Il n’y avait donc, dans le débat qui était sur le point de s’engager, aucune instance dans laquelle les Français auraient pu placer leur confiance pour défendre leurs intérêts. Aucune garantie, aucune corde de rappel : soit le gouvernement parvenait à expliquer et convaincre, seul, du bien fondé et de la justesse de sa réforme, soit il n’y parvenait pas et il n’y aurait alors rien ni personne pour rattraper les choses.
Un cadrage défaillant, un texte de loi très mal engagé… et, pourtant, la partie n’était pas perdue d’avance pour le gouvernement.
Fin février, 92% des Français étaient certains qu’en matière de chômage « on n’a pas tout essayé ». Dans l’absolu, les Français adhéraient à la plupart des pistes de réforme, et même les plus libérales n’étaient pas rejetées en bloc : 60% souhaitaient ainsi une réforme « en profondeur » du code du travail. Mais voilà : ils ne croyaient pas le gouvernement capable de « mener une telle réforme du code du travail qui protège les salariés » (31%). Autrement dit, l’opinion aurait pu être prête à passer d’un modèle à l’autre, mais pas n’importe comment, pas sans explications claires, pas sans garanties concrètes.
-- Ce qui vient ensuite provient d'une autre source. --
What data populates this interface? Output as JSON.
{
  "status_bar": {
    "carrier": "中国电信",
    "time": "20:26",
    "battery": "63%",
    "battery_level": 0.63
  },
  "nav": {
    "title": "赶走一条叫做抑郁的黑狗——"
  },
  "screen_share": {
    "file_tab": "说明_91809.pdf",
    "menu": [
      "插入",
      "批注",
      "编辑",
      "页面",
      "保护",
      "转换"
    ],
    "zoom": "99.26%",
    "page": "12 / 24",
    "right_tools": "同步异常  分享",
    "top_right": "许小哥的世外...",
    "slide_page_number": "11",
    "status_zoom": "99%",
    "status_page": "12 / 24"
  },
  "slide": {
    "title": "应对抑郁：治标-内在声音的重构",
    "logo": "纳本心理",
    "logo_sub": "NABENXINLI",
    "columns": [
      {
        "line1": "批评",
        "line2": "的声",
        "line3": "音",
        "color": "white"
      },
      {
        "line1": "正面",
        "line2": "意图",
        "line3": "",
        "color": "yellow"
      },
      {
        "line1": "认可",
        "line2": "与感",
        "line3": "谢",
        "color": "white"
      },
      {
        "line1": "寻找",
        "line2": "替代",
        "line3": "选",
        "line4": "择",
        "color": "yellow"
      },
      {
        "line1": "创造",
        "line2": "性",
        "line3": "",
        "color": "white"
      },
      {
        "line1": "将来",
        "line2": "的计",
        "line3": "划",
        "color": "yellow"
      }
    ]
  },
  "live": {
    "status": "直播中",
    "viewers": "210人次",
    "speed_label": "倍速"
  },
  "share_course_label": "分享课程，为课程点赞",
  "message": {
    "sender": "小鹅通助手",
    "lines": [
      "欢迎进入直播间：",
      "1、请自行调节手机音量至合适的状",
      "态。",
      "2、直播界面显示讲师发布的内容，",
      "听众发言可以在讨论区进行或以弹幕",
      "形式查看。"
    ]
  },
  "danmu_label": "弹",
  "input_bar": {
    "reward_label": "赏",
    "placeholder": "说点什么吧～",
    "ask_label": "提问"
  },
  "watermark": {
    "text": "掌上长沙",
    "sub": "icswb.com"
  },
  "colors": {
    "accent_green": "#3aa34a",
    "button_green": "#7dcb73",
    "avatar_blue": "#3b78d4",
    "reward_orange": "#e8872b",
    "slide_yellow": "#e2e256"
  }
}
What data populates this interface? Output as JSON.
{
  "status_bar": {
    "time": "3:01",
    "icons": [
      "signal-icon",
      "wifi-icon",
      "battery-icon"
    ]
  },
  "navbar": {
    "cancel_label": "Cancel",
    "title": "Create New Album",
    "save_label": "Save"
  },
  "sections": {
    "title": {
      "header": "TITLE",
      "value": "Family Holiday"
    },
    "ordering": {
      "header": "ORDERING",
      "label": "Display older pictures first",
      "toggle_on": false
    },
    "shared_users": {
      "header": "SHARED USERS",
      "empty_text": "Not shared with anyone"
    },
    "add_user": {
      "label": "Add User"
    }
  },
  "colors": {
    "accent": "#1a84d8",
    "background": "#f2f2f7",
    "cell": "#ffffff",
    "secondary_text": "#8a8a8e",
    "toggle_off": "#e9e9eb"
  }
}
Ce qui a manqué, c’est un projet à la fois radical et clair. Or jamais le gouvernement n’a expliqué concrètement les limites qu’il ne dépasserait pas, n’a articulé clairement dans ses discours l’objectif de souplesse pour les entreprises avec de nouvelles protections pour les salariés (alors que 60% des Français pensaient spontanément que ces deux objectifs étaient difficilement compatibles – ils avaient donc besoin d’être convaincus), ni n’a montré – par des paroles, des déplacements ou des postures – un souci réel du social ou des conditions de travail, qui auraient pu crédibiliser sa promesse. Là sont les défis du gouvernement Philippe.